E potente — e imponente — la narrazione di Undset lo è davvero. Potente, secca ed evocativa, così da schiaffare il lettore e la lettrice nel suo raccontare, immergendoli completamente nell’età di mezzo che ella toglie dal passato portandola a nuova luce. 
Nulla è lasciato al caso: non lo stile, che molto riprende da quello delle saghe medievali islandesi, percorso da tutta una serie di formule fisse che anticamente avevano la funzione di ellissi narrativa e circonlocuzioni; non le ambientazioni storiche, ricche di dettagli preziosi sul cibo, la vita quotidiana, le usanze religiose, le norme morali.

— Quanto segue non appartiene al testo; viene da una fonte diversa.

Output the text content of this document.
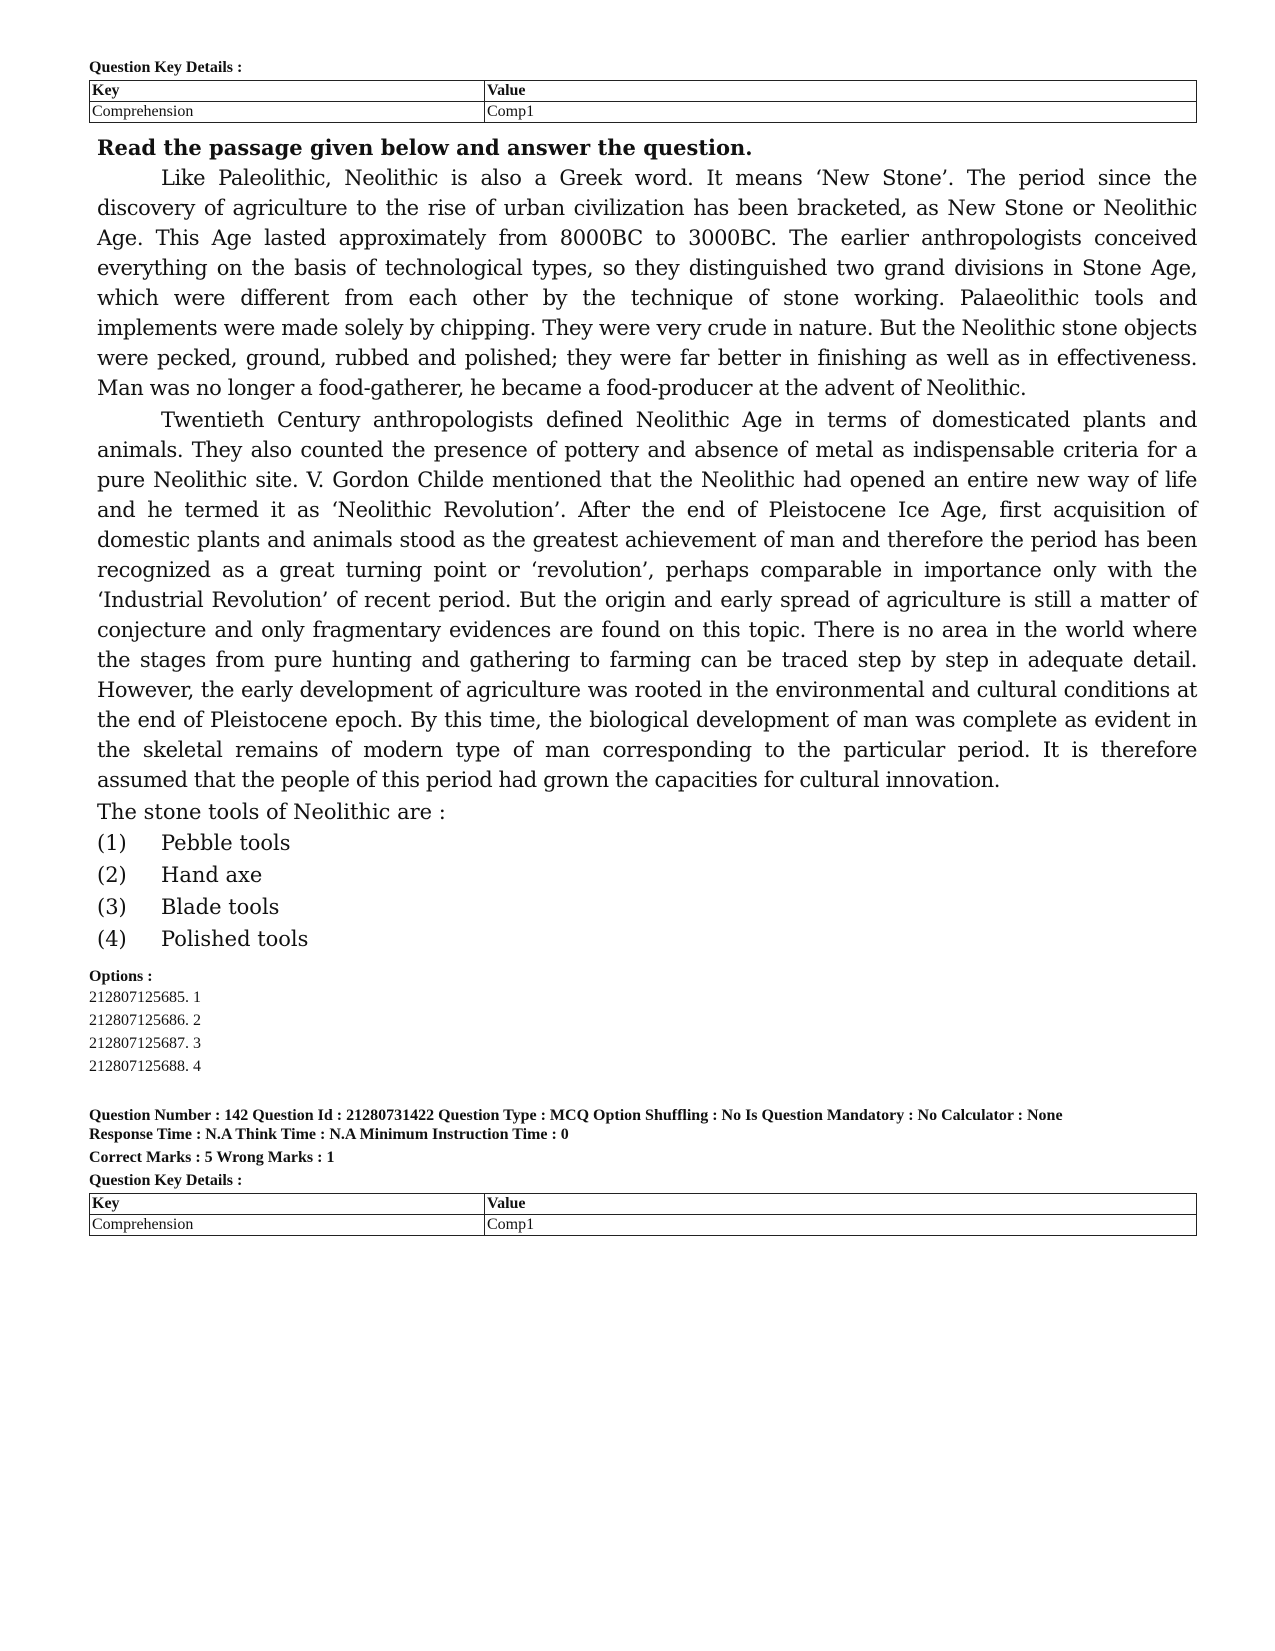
Question Key Details :

Key	Value
Comprehension	Comp1

Read the passage given below and answer the question.

Like Paleolithic, Neolithic is also a Greek word. It means ‘New Stone’. The period since the discovery of agriculture to the rise of urban civilization has been bracketed, as New Stone or Neolithic Age. This Age lasted approximately from 8000BC to 3000BC. The earlier anthropologists conceived everything on the basis of technological types, so they distinguished two grand divisions in Stone Age, which were different from each other by the technique of stone working. Palaeolithic tools and implements were made solely by chipping. They were very crude in nature. But the Neolithic stone objects were pecked, ground, rubbed and polished; they were far better in finishing as well as in effectiveness. Man was no longer a food-gatherer, he became a food-producer at the advent of Neolithic.

Twentieth Century anthropologists defined Neolithic Age in terms of domesticated plants and animals. They also counted the presence of pottery and absence of metal as indispensable criteria for a pure Neolithic site. V. Gordon Childe mentioned that the Neolithic had opened an entire new way of life and he termed it as ‘Neolithic Revolution’. After the end of Pleistocene Ice Age, first acquisition of domestic plants and animals stood as the greatest achievement of man and therefore the period has been recognized as a great turning point or ‘revolution’, perhaps comparable in importance only with the ‘Industrial Revolution’ of recent period. But the origin and early spread of agriculture is still a matter of conjecture and only fragmentary evidences are found on this topic. There is no area in the world where the stages from pure hunting and gathering to farming can be traced step by step in adequate detail. However, the early development of agriculture was rooted in the environmental and cultural conditions at the end of Pleistocene epoch. By this time, the biological development of man was complete as evident in the skeletal remains of modern type of man corresponding to the particular period. It is therefore assumed that the people of this period had grown the capacities for cultural innovation.

The stone tools of Neolithic are :

(1) Pebble tools

(2) Hand axe

(3) Blade tools

(4) Polished tools

Options :

212807125685. 1

212807125686. 2

212807125687. 3

212807125688. 4

Question Number : 142 Question Id : 21280731422 Question Type : MCQ Option Shuffling : No Is Question Mandatory : No Calculator : None
Response Time : N.A Think Time : N.A Minimum Instruction Time : 0

Correct Marks : 5 Wrong Marks : 1

Question Key Details :

Key	Value
Comprehension	Comp1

Undset è una profonda indagatrice e altrettanto profonda studiosa di ciò che la circonda e di ciò che le interessa. L’attenzione al dettaglio storico e alla ricerca puntuale li ha probabilmente ereditati dal padre, scienziato e archeologo, la cui morte, però, costringerà la figlia ad abbandonare gli studi che frequentava e ad iscriversi, adolescente, a scuole finalizzate alla formazione professionale. Si apre così la prima vita di Undset, una vita che la vede lavorare come segretaria, un impiego che detesta e maledice, perché anche lei, come i suoi personaggi, sente di avere un fato ineluttabile che la aspetta: la scrittura. E, con le notti come compagne di creazione letteraria, Undset corre incontro al suo destino.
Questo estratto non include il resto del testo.